Hong Kong’u cazip kılan bir özellik ise Katma Değer Vergisi’nin (KDV) olmaması. Çin’de ithal mallara uygulanan %20 KDV, pek çok Çinli’nin Hong Kong’a günübirlik geçip alışveriş yapmasına neden oluyor. Bu sebeple, alış veriş merkezlerinde, boş valizlerini doldurmaya gelen Çinlilere rastlarsınız.

YERE BASMADAN GEZMEK

Hong Kong, Limasol ve Larnaka gibi, denizi doldurarak karasal alanlarını genişletti. Bu da yetmeyince yapılandırma dikey olarak devam etti. Hiçbir yerde görmeyeceğiniz kadar gökdelenleri birbirine bağlayan üst geçit bulunuyor Hong Kong’da. Bütün gününüzü yere basmadan binalar arasında gezerek geçirebilirsiniz. Çarşı merkezleri, restoranlar hatta okullar bile bu yüksek binaların içinde gizli.

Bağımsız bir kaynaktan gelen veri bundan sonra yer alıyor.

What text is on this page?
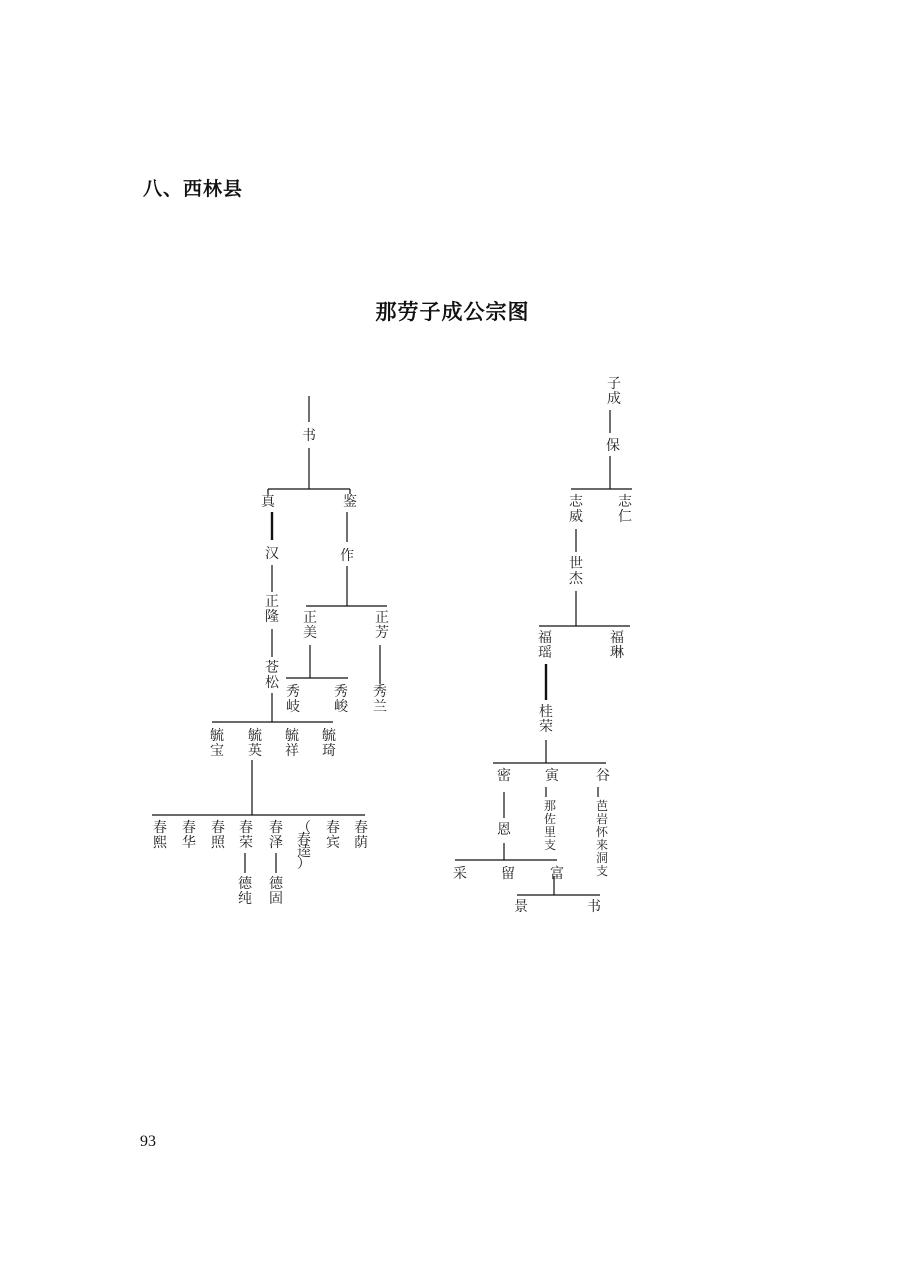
八、西林县
那劳子成公宗图
书
真	鉴
汉
正隆
苍松
作
正美
正芳
秀岐
秀峻
秀兰
毓宝
毓英
毓祥
毓琦
春熙
春华
春照
春荣
春泽
（春逵）
春宾
春荫
德纯
德固
子成
保
志威
志仁
世杰
福瑶
福琳
桂荣
密 寅	谷
恩
那佐里支
芭岩怀来洞支
采 留	富
景	书
93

IŞILTILI VİTRİNLERDEN UZAK


Büyük markalar ve ışıltılı vitrinlerin peşinde koşmayanlar için Hong Kong’un pazar yerleri görülmeye değer.  Bunların en büyüğü bir kilometre uzunluğunda olan “Ladies Market”tir (Kadınlar Pazarı). Satışların akşamüzeri başladığı pazar yeri, gece yarısına kadar açık. Aksesuar, hediyelik eşya ve uygun fiyata tekstil ürünleri bulabileceğiniz pazar yerinde sıkı pazarlık yapmanız gerekiyor.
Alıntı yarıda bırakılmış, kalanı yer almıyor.